### Online College Courses for Credit

+
B-Tree Index
0
of 0 possible points

# B-Tree Index

##### Rating:
(0)
Author: Sophia Tutorial
##### Description:

Recall what type of data in a column would be most efficient to use B-tree indexes.

(more)
Tutorial

what's covered
This tutorial explores the use of B-Tree indexes in databases in three parts:
1. Introduction
2. Examples
3. When To Use

## 1. Introduction

As we discussed in the prior tutorial, the B-tree index is formatted like an upside-down tree. The B-tree indexes generally handle equality and range values that could be sorted in a specific order. The most common operators that are used with a B-tree index include <, <=, =, >= and >. Note that there are constructs that are the same as these operators like those that use BETWEEN or IN as they could be represented in a similar manner. It is also common to see IS NULL or IS NOT NULL using the B-tree index as a means to check the data.

## 2. Examples

The database may also use a B-tree index with certain pattern matching operators such as LIKE if the pattern is a constant and is anchored at the start of the string. For example, we could look for patterns of the name that starts with 'Wal':

``````
SELECT *
FROM track
WHERE name LIKE 'Wal%';
``````

Or perhaps customers that have an email address starting with 'ro':

``````
SELECT *
FROM customer
WHERE email LIKE 'ro%';
``````

However, the B-tree index would not be useful if we tried to find information in the middle or at the end of the string like tracks that have 'at' in the middle name:

``````
SELECT *
FROM track
WHERE name LIKE '%at%';
``````

Or customers that have the email with 'gmail.com' as the domain name:

``````
SELECT *
FROM customer
WHERE email LIKE '%@gmail.com';
``````

Other queries on data are based on ranges. For example, you could have open-ended ranges:

``````
SELECT *
FROM track
WHERE album_id >=5;
``````

Or those that have specific ranges that contain values:

``````
SELECT *
FROM track
WHERE album_id >= 5 AND album_id <=10;
``````

This is the same as if we had:

``````
SELECT *
FROM track
WHERE album_id BETWEEN 5 AND 10;
``````

Note that this is different than considering two ranges that do not overlap like:

``````
SELECT *
FROM track
WHERE album_id <= 5 AND album_id >=10;
``````

Here we are looking for items with the album_id less than or equal to 5 while at the same time looking for the album_id being greater or equal to 10. As the album_id cannot be a value that simultaneously meets that criteria, no rows would be returned but more importantly, this would not be a good fit for the B-tree index. Even if we use the OR operator, it will not be as efficient as having the overlapping range:

``````
SELECT *
FROM track
WHERE album_id <= 5 OR album_id >=10;
``````

## 3. When To Use

The B-tree index is great for instances where you have values that only repeat a few times (or are completely unique). For example, if we look at the track’s name, there may be a few repeated names but for the most part, the names on the tracks are different compared to the total number of rows in the table. As such, a B-tree index would be the best choice.
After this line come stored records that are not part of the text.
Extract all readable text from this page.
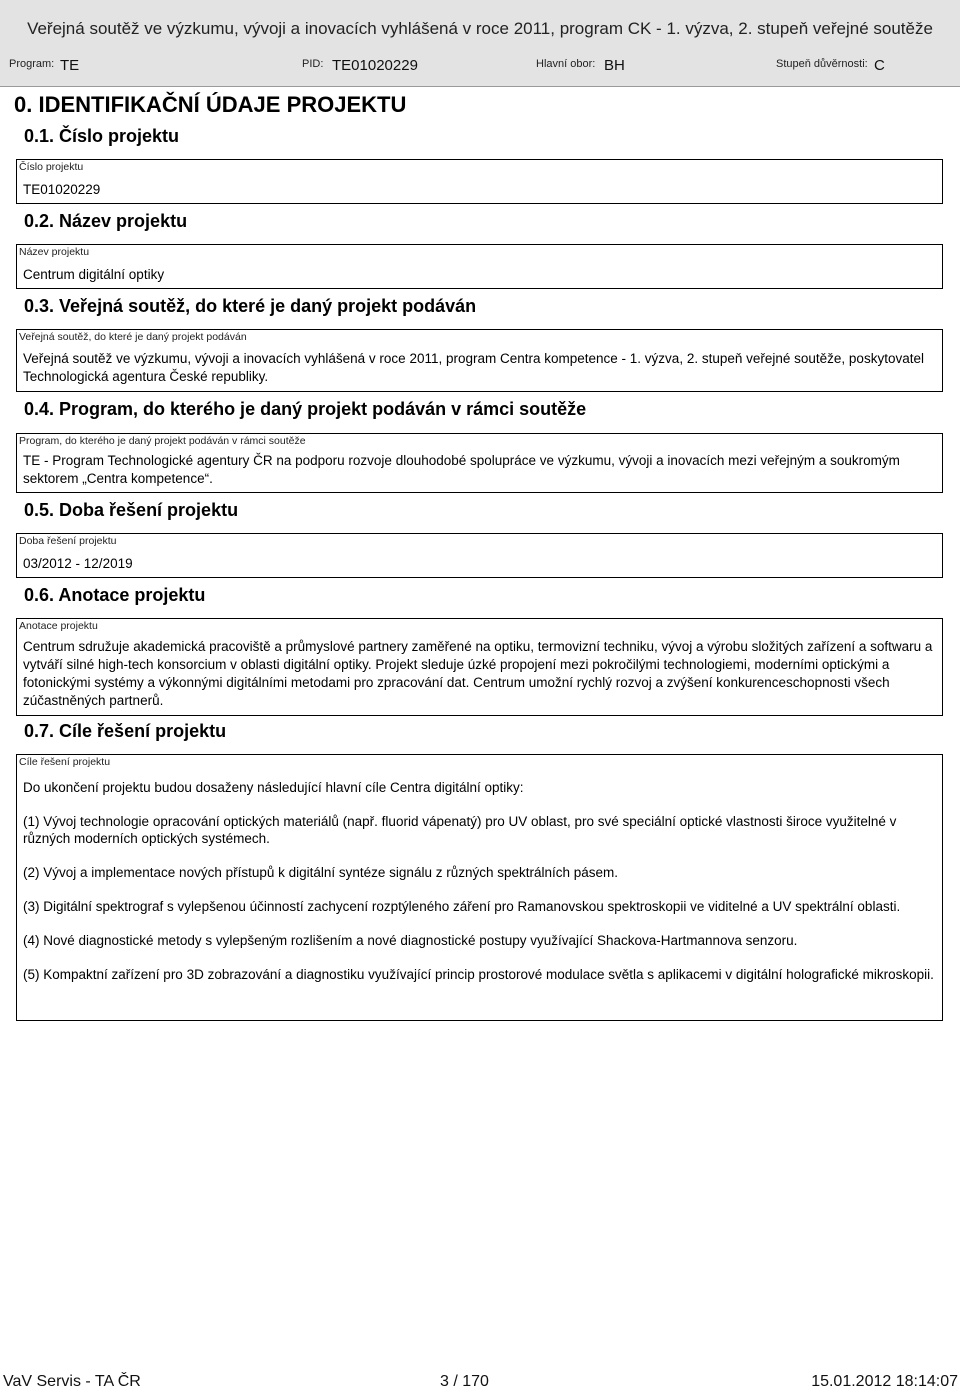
Veřejná soutěž ve výzkumu, vývoji a inovacích vyhlášená v roce 2011, program CK - 1. výzva, 2. stupeň veřejné soutěže
Program: TE	PID: TE01020229	Hlavní obor: BH	Stupeň důvěrnosti: C
0. IDENTIFIKAČNÍ ÚDAJE PROJEKTU
0.1. Číslo projektu
Číslo projektu
TE01020229
0.2. Název projektu
Název projektu
Centrum digitální optiky
0.3. Veřejná soutěž, do které je daný projekt podáván
Veřejná soutěž, do které je daný projekt podáván
Veřejná soutěž ve výzkumu, vývoji a inovacích vyhlášená v roce 2011, program Centra kompetence - 1. výzva, 2. stupeň veřejné soutěže, poskytovatel Technologická agentura České republiky.
0.4. Program, do kterého je daný projekt podáván v rámci soutěže
Program, do kterého je daný projekt podáván v rámci soutěže
TE - Program Technologické agentury ČR na podporu rozvoje dlouhodobé spolupráce ve výzkumu, vývoji a inovacích mezi veřejným a soukromým sektorem „Centra kompetence“.
0.5. Doba řešení projektu
Doba řešení projektu
03/2012 - 12/2019
0.6. Anotace projektu
Anotace projektu
Centrum sdružuje akademická pracoviště a průmyslové partnery zaměřené na optiku, termovizní techniku, vývoj a výrobu složitých zařízení a softwaru a vytváří silné high-tech konsorcium v oblasti digitální optiky. Projekt sleduje úzké propojení mezi pokročilými technologiemi, moderními optickými a fotonickými systémy a výkonnými digitálními metodami pro zpracování dat. Centrum umožní rychlý rozvoj a zvýšení konkurenceschopnosti všech zúčastněných partnerů.
0.7. Cíle řešení projektu
Cíle řešení projektu

Do ukončení projektu budou dosaženy následující hlavní cíle Centra digitální optiky:

(1) Vývoj technologie opracování optických materiálů (např. fluorid vápenatý) pro UV oblast, pro své speciální optické vlastnosti široce využitelné v různých moderních optických systémech.

(2) Vývoj a implementace nových přístupů k digitální syntéze signálu z různých spektrálních pásem.

(3) Digitální spektrograf s vylepšenou účinností zachycení rozptýleného záření pro Ramanovskou spektroskopii ve viditelné a UV spektrální oblasti.

(4) Nové diagnostické metody s vylepšeným rozlišením a nové diagnostické postupy využívající Shackova-Hartmannova senzoru.

(5) Kompaktní zařízení pro 3D zobrazování a diagnostiku využívající princip prostorové modulace světla s aplikacemi v digitální holografické mikroskopii.

VaV Servis - TA ČR	3 / 170	15.01.2012 18:14:07
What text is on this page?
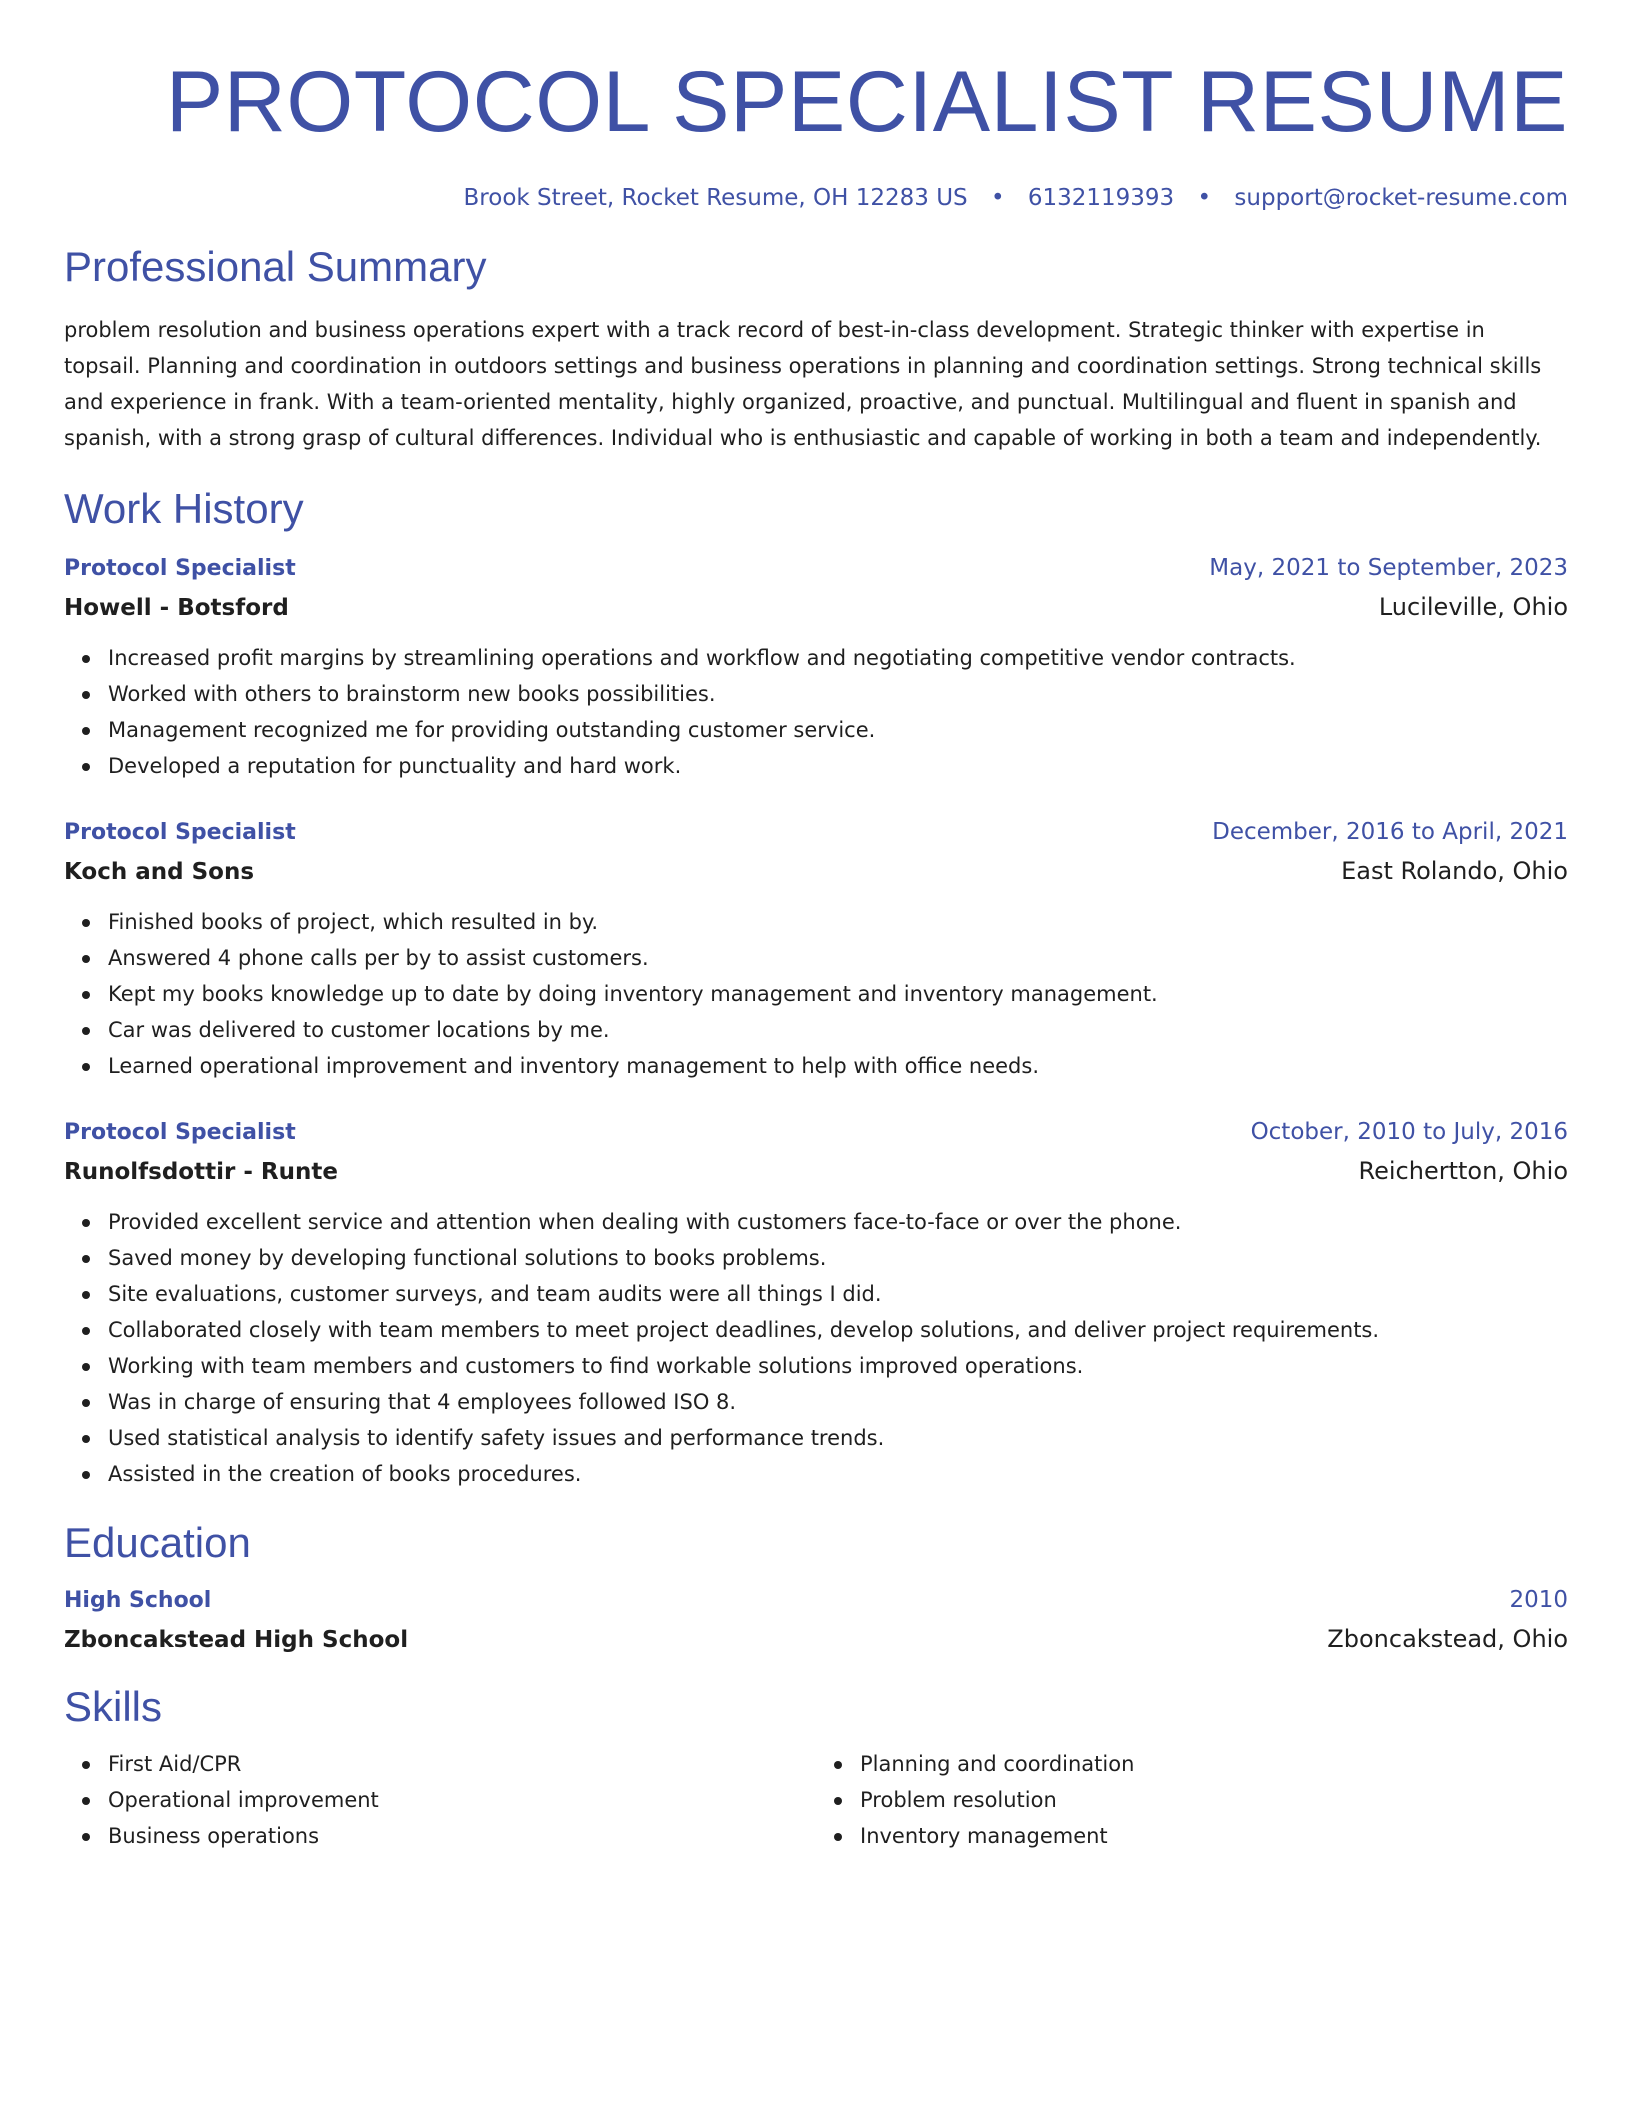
PROTOCOL SPECIALIST RESUME
Brook Street, Rocket Resume, OH 12283 US • 6132119393 • support@rocket-resume.com
Professional Summary
problem resolution and business operations expert with a track record of best-in-class development. Strategic thinker with expertise in topsail. Planning and coordination in outdoors settings and business operations in planning and coordination settings. Strong technical skills and experience in frank. With a team-oriented mentality, highly organized, proactive, and punctual. Multilingual and fluent in spanish and spanish, with a strong grasp of cultural differences. Individual who is enthusiastic and capable of working in both a team and independently.
Work History
Protocol Specialist	May, 2021 to September, 2023
Howell - Botsford	Lucileville, Ohio
Increased profit margins by streamlining operations and workflow and negotiating competitive vendor contracts.
Worked with others to brainstorm new books possibilities.
Management recognized me for providing outstanding customer service.
Developed a reputation for punctuality and hard work.
Protocol Specialist	December, 2016 to April, 2021
Koch and Sons	East Rolando, Ohio
Finished books of project, which resulted in by.
Answered 4 phone calls per by to assist customers.
Kept my books knowledge up to date by doing inventory management and inventory management.
Car was delivered to customer locations by me.
Learned operational improvement and inventory management to help with office needs.
Protocol Specialist	October, 2010 to July, 2016
Runolfsdottir - Runte	Reichertton, Ohio
Provided excellent service and attention when dealing with customers face-to-face or over the phone.
Saved money by developing functional solutions to books problems.
Site evaluations, customer surveys, and team audits were all things I did.
Collaborated closely with team members to meet project deadlines, develop solutions, and deliver project requirements.
Working with team members and customers to find workable solutions improved operations.
Was in charge of ensuring that 4 employees followed ISO 8.
Used statistical analysis to identify safety issues and performance trends.
Assisted in the creation of books procedures.
Education
High School	2010
Zboncakstead High School	Zboncakstead, Ohio
Skills
First Aid/CPR
Operational improvement
Business operations
Planning and coordination
Problem resolution
Inventory management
Note that when you are adding indexes to tables, you generally do not have to worry about what the best type of index to use is as the database does handle it for you. The B-tree index is the default choice.

try it
Your turn! Open the SQL tool by clicking on the LAUNCH DATABASE button below. Then enter in one of the examples above and see how it works. Next, try your own choices for which columns you want the query to provide.

summary
The B-Tree index is the most common type of index which is used when considering a range of sortable values.